Thomas Hardy, Gaskell and Eliot, Blackmore

The Return of the Native, Tess of the D'urbervilles and The Mayor of Casterbridge-Thomas Hardy

Well, I gave Hardy a chance. I went in thinking that I would love his work because I am a lover of Victorian Literature, but I was three times disappointed. The first novel I tried was The Return of the Native. I was fascinated when I met Eustacia Vye in the first chapter. Initially I thought that she was going to be similar to Scarlett O'Hara, a dark headstrong beauty, spoiled and tempestuous but of strong moral fiber. Nope, she was a selfish biznatch hell-bent on destroying everyone around her.
So...strike one, the first main character of Hardy's that I didn't like.  Reluctantly, I finished the book.
Years later I decided  to try Tess of the D'urbervilles. I waded through that novel too, never really connecting with, the supposedly, "fabulous" Tess. I think I was supposed to care for her.
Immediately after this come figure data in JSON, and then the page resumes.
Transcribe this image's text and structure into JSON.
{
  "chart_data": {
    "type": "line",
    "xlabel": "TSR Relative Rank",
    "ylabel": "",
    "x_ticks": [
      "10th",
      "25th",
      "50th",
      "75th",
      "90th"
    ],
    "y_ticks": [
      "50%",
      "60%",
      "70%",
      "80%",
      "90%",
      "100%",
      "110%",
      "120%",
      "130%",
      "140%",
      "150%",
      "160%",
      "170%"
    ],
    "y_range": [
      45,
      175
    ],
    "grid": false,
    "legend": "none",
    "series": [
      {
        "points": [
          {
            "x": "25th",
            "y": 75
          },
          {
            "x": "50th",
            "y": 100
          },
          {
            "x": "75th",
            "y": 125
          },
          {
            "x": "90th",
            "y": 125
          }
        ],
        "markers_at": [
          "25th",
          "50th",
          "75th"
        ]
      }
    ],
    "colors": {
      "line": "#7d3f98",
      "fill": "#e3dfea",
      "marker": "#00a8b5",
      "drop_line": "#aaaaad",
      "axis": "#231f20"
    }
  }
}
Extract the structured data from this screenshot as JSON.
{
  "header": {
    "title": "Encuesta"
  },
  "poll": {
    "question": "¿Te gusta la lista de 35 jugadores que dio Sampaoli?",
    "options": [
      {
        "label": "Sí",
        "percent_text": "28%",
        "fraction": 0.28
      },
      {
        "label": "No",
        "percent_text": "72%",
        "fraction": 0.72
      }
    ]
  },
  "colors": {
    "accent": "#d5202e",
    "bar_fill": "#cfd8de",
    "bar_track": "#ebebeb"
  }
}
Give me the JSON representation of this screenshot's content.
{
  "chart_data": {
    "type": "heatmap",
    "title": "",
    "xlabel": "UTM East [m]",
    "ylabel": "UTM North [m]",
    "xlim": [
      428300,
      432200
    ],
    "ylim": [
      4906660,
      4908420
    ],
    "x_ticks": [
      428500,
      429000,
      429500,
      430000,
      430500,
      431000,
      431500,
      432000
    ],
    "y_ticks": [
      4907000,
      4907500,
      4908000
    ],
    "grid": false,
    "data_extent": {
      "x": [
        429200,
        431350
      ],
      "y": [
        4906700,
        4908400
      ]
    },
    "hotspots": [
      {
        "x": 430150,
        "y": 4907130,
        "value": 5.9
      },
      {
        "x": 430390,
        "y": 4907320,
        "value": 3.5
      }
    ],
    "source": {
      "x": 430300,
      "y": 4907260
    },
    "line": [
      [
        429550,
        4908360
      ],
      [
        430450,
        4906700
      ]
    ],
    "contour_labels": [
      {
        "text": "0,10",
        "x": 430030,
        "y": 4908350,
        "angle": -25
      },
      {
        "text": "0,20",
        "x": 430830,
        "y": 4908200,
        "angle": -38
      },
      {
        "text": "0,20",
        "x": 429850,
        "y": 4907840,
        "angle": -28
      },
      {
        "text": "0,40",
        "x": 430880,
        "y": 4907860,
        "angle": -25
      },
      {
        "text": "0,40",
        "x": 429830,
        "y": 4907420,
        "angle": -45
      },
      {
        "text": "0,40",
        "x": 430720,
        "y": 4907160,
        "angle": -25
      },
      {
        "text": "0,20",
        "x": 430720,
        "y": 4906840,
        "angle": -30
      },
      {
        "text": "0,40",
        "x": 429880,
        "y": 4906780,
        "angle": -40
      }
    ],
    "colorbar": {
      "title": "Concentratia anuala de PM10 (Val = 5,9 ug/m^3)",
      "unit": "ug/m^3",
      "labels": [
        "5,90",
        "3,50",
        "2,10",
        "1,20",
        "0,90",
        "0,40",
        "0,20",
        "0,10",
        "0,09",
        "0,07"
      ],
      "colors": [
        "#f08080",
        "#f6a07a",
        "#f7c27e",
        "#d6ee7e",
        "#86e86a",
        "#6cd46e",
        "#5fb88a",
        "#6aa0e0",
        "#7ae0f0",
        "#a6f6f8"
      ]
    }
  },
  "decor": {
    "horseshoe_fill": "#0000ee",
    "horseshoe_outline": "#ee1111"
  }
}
I didn't . To me, she was nothing more than a wimpy "femme fatale" whose main goal in life was to get all the men to fall in love with her.
Strike two against Hardy.
I grew older and thought maybe I would see something in Hardy's writing that I had missed before as a younger person, so I tried The Mayor of Casterbridge. Nope, I couldn't stand that main character either.
Strike three.
I understand that the best, most realistic characters should be multidimensional, but Hardy puts his characters into such gray areas, the reader can never connect with them, let alone like them. I don't have to idolize my characters, but I do have to care about them. In his efforts to write about the deterioration of rural England, Hardy succeeded. He succeeded in the same the way Charles Dicken's uncovered problems with urban Victorian life. But in the process of criticizing society Hardy made sacrificial lambs out of his characters, a mistake Dickens never made. I found little to like about the work of Thomas Hardy. I hope you have a better luck than me.